On Oct25, 2011, at 14:51 , Simon Riggs wrote:
> On Tue, Oct 25, 2011 at 12:39 PM, Florian Pflug <fgp@phlo.org> wrote:
>
>> What I don't understand is how this affects the CLOG. How does oldestActiveXID
>> factor into CLOG initialization?
>
> It is an entirely different error.
Ah, OK. I assumed that you believe the wrong oldestActiveXID computation
solved both the SUBTRANS-related *and* the CLOG-related errors, since you
said "We are starting recovery at the right place but we are initialising
the clog and subtrans incorrectly" at the start of the mail.
> Chris' clog error was caused by a file read error. The file was
> opened, we did a seek within the file and then the call to read()

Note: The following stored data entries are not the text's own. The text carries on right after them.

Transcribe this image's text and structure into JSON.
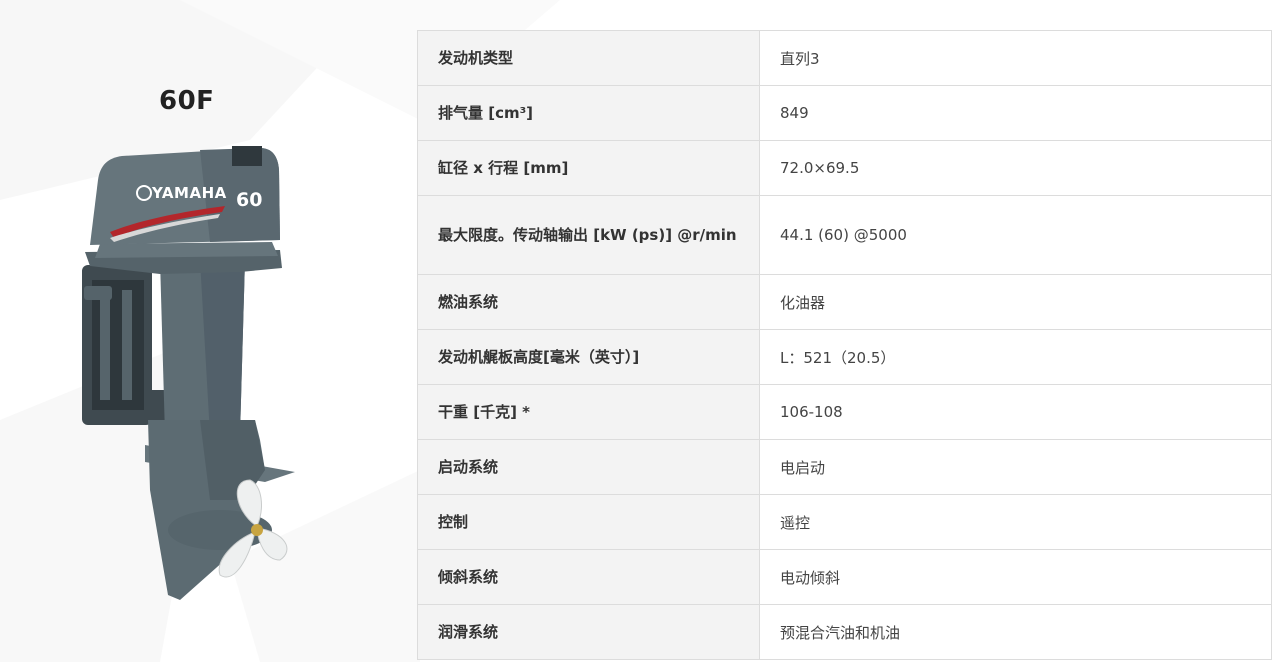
{
  "product": {
    "model": "60F",
    "image_alt": "YAMAHA 60 outboard motor",
    "brand_text": "YAMAHA",
    "cowl_number": "60"
  },
  "colors": {
    "label_bg": "#f3f3f3",
    "border": "#dcdcdc",
    "motor_body": "#5b6a71",
    "accent_red": "#b3262b"
  },
  "specs": [
    {
      "label": "发动机类型",
      "value": "直列3"
    },
    {
      "label": "排气量 [cm³]",
      "value": "849"
    },
    {
      "label": "缸径 x 行程 [mm]",
      "value": "72.0×69.5"
    },
    {
      "label": "最大限度。传动轴输出 [kW (ps)] @r/min",
      "value": "44.1 (60) @5000"
    },
    {
      "label": "燃油系统",
      "value": "化油器"
    },
    {
      "label": "发动机艉板高度[毫米（英寸）]",
      "value": "L：521（20.5）"
    },
    {
      "label": "干重 [千克] *",
      "value": "106-108"
    },
    {
      "label": "启动系统",
      "value": "电启动"
    },
    {
      "label": "控制",
      "value": "遥控"
    },
    {
      "label": "倾斜系统",
      "value": "电动倾斜"
    },
    {
      "label": "润滑系统",
      "value": "预混合汽油和机油"
    }
  ]
}
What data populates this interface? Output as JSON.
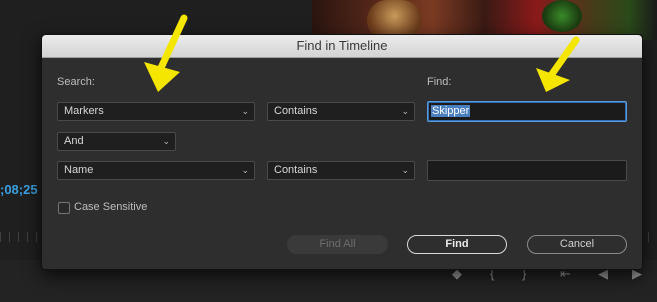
{
  "dialog": {
    "title": "Find in Timeline",
    "search_label": "Search:",
    "find_label": "Find:",
    "row1": {
      "field": "Markers",
      "operator": "Contains",
      "value": "Skipper"
    },
    "combiner": "And",
    "row2": {
      "field": "Name",
      "operator": "Contains",
      "value": ""
    },
    "case_sensitive_label": "Case Sensitive",
    "case_sensitive_checked": false,
    "buttons": {
      "find_all": "Find All",
      "find": "Find",
      "cancel": "Cancel"
    }
  },
  "background": {
    "timecode": ";08;25"
  },
  "annotations": {
    "arrow_color": "#f5e600"
  }
}
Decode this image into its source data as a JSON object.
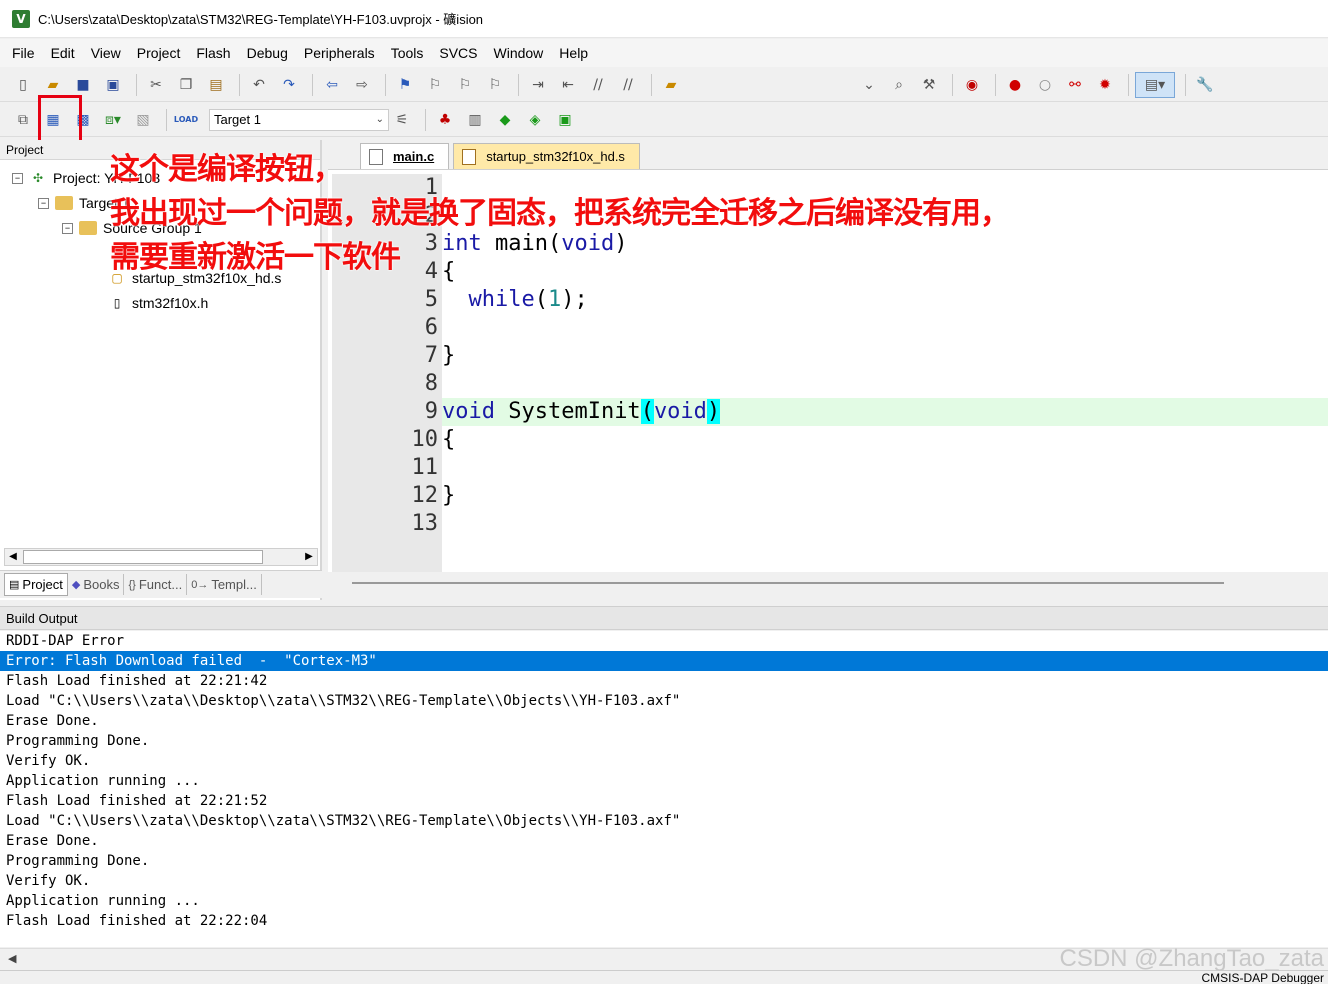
{
  "window": {
    "title": "C:\\Users\\zata\\Desktop\\zata\\STM32\\REG-Template\\YH-F103.uvprojx - 礦ision",
    "app_icon": "keil-icon"
  },
  "menu": [
    "File",
    "Edit",
    "View",
    "Project",
    "Flash",
    "Debug",
    "Peripherals",
    "Tools",
    "SVCS",
    "Window",
    "Help"
  ],
  "toolbar2": {
    "target": "Target 1",
    "load_label": "LOAD"
  },
  "project_panel": {
    "header": "Project",
    "tree": [
      {
        "label": "Project: YH-F103"
      },
      {
        "label": "Target 1"
      },
      {
        "label": "Source Group 1"
      },
      {
        "label": "startup_stm32f10x_hd.s"
      },
      {
        "label": "stm32f10x.h"
      }
    ],
    "tabs": [
      "Project",
      "Books",
      "Funct...",
      "Templ..."
    ]
  },
  "editor": {
    "tabs": [
      "main.c",
      "startup_stm32f10x_hd.s"
    ],
    "lines": [
      {
        "n": "1",
        "code": ""
      },
      {
        "n": "2",
        "code": ""
      },
      {
        "n": "3",
        "code": "int main(void)"
      },
      {
        "n": "4",
        "code": "{"
      },
      {
        "n": "5",
        "code": "    while(1);"
      },
      {
        "n": "6",
        "code": ""
      },
      {
        "n": "7",
        "code": "}"
      },
      {
        "n": "8",
        "code": ""
      },
      {
        "n": "9",
        "code": "void SystemInit(void)"
      },
      {
        "n": "10",
        "code": "{"
      },
      {
        "n": "11",
        "code": ""
      },
      {
        "n": "12",
        "code": "}"
      },
      {
        "n": "13",
        "code": ""
      }
    ]
  },
  "build_output": {
    "header": "Build Output",
    "lines": [
      "RDDI-DAP Error",
      "Error: Flash Download failed  -  \"Cortex-M3\"",
      "Flash Load finished at 22:21:42",
      "Load \"C:\\\\Users\\\\zata\\\\Desktop\\\\zata\\\\STM32\\\\REG-Template\\\\Objects\\\\YH-F103.axf\"",
      "Erase Done.",
      "Programming Done.",
      "Verify OK.",
      "Application running ...",
      "Flash Load finished at 22:21:52",
      "Load \"C:\\\\Users\\\\zata\\\\Desktop\\\\zata\\\\STM32\\\\REG-Template\\\\Objects\\\\YH-F103.axf\"",
      "Erase Done.",
      "Programming Done.",
      "Verify OK.",
      "Application running ...",
      "Flash Load finished at 22:22:04"
    ],
    "selected_index": 1
  },
  "status": {
    "debugger": "CMSIS-DAP Debugger"
  },
  "watermark": "CSDN @ZhangTao_zata",
  "annotation": {
    "line1": "这个是编译按钮，",
    "line2": "我出现过一个问题，就是换了固态，把系统完全迁移之后编译没有用，",
    "line3": "需要重新激活一下软件"
  },
  "colors": {
    "annotation": "#f20d0d",
    "selection": "#0078d7",
    "keyword": "#1a1aa6",
    "highlight_line": "#e2fbe4",
    "paren_match": "#00ffff"
  }
}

> failed to return a complete page from the file.
>
> The xid shown is 22811359, which is the nextxid in the control file.
>
> So StartupClog() must have failed trying to read the clog page from disk.
Yep.
> That isn't a Hot Standby problem, a recovery problem nor is it certain
> its a PostgreSQL problem.
It's very likely that it's a PostgreSQL problem, though. It's probably
not a pilot error since it happens even for backups taken with pg_basebackup(),
so the only explanation other than a PostgreSQL bug is broken hardware or
a pretty serious kernel/filesystem bug.
> OTOH SlruPhysicalReadPage() does cope gracefully with missing clog
> files during recovery, so maybe we can think of a way to make recovery
> cope with a SLRU_READ_FAILED error gracefully also. Any ideas?
As long as we don't understand how the CLOG-related errors happen in
the first place, I think it's a bad idea to silence them.